Roland es un verdadero asno. Mientras almorzábamos ayer con Hannah, tuvimos la mala fortuna que se sentara detrás de nosotros.
Como podrán imaginar, tras los lamentables eventos en Alemania, aprovechó la oportunidad de mostrar su malestar por el personal extranjero, con comentarios despectivos a sus compañeros de oficina.
Según su orgullosa visión, los problemas en Francia, Alemania, la costa sur europea y el mismo “Brexit”, tendrían una “Fácil solución”, si las políticas de ingreso de inmigrantes fueran más estrictas, para impedir que “la escoria llegara a mendigar”.
A Hannah le preocupaba que yo fuese a reaccionar mal, dado que sus ataques iban dirigidos particularmente a mí. Pero en realidad, me causaba más lastima Armando, el mozo argentino que le tocó atenderle.
En faena, son pocos los latinoamericanos que han llegado a tomar cargos administrativos. De hecho, soy el único al que se la ha dado una jefatura. Pero más allá de méritos personales, sé bastante bien cuántos “malos tragos” deben aguantar los inmigrantes para mantenerse acá, incluyendo atender con la mejor disposición a déspotas como esa sabandija.

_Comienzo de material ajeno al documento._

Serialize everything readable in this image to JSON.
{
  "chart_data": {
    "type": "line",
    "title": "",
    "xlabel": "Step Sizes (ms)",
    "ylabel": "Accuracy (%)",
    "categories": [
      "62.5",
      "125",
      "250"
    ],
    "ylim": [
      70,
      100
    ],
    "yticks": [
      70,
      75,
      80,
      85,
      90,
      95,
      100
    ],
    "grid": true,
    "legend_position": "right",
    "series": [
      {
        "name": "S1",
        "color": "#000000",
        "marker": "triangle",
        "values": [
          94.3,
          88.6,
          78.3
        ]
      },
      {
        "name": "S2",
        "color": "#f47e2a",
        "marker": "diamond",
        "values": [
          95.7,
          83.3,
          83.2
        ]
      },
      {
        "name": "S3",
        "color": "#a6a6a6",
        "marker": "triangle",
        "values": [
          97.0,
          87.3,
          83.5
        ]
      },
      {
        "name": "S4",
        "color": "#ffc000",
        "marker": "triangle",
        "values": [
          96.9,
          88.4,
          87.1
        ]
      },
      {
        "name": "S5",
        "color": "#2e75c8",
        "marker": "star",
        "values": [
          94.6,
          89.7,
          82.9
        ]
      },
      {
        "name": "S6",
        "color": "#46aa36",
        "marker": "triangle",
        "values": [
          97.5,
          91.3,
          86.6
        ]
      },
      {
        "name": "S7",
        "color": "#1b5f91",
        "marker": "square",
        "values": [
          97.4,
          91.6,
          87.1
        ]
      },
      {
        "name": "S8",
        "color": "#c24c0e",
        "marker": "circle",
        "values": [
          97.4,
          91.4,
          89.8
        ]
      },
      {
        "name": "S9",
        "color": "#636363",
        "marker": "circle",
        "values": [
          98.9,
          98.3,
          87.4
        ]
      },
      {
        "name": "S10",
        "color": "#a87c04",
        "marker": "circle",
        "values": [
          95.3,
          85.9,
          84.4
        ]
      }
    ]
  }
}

Tal vez, si realmente hubiese querido armar un problema, podría haberle grabado en el celular y marchar tranquilamente a Recursos Humanos, donde como mínimo, le habrían dado una amonestación por discriminador.
Pero lo que me hizo actuar fue la sonrisa resignada de Armando, como si me dijera “es uno de esos días”, tras lo cual, decidí confrontarle al limpiar mi bandeja.
Siempre manteniendo el respeto (lo que le descolocó desde el principio), le dije que estaba parcialmente de acuerdo con él: que si la llegada de inmigrantes significaba el ingreso de personas que buscaban llevarse “la vida fácil” y explotar al sistema, las políticas debían ser más severas.
Sin embargo, si eran personas de esfuerzo, que buscaban un trabajo honesto y aceptaban labores que el australiano común consideraba como “mal pagadas” y eran felices de hacerlas, deberían darles mayores facilidades.
“Además, para ti, como australiano, las cosas son muchos más fáciles que para mí.” Le dije, haciendo que se hinchara en su ego. “Por ejemplo, si tú quisieras cambiarte de trabajo, renunciarías, te darían un finiquito y buscarías un nuevo empleo.”
Ante mi aparente “debilidad”, Roland observaba con satisfacción a Hannah, que permanecía en silencio a mi lado, preocupada porque no fuese a pelear y le esquivaba la mirada, ya que la sigue deseando.
“En cambio para mí, las cosas son mucho más difíciles.” Proseguí, sin darle importancia. “Si yo quisiera cambiarme de trabajo, la administración no aceptaría mi “advertencia de 2 semanas”… porque tú sabes, no muchos australianos están capacitados para hacer mi trabajo.”
Su creciente indignación era una delicia para mí…
“Lo más seguro es que me ofrecerían un aumento de sueldo, vacaciones pagadas y tal vez, un nuevo cargo o una reubicación, para mantenerme en la compañía… que realmente, a mí no me interesa aceptar, porque estoy feliz trabajando acá.”
Y al ver la jubilosa sonrisa de mi rubia compañera, le rematé…
“E incluso, si remotamente aceptaran que me cambiara de empleo, ¿Crees honestamente que podría encontrar una novia tan bonita como Hannah?”
Recordé ese comercial de las tarjetas de créditos, porque su mirada de frustración no tenía precio…
E incluso, el vaso de jugo de durazno, que gentilmente me cedió Armando por la tarde, “Por cuenta de la casa”, no era tan dulce como la satisfacción de humillar a un pedante como Roland.
En fin, esa tarde de miércoles andaba caliente por Sandy. Como les mencioné, la amiga de mi esposa era la menos sexy y la que parecía más inexperta, pero que me había dado una mamada fenomenal y tenía curiosidad si sería tan buena en la cama.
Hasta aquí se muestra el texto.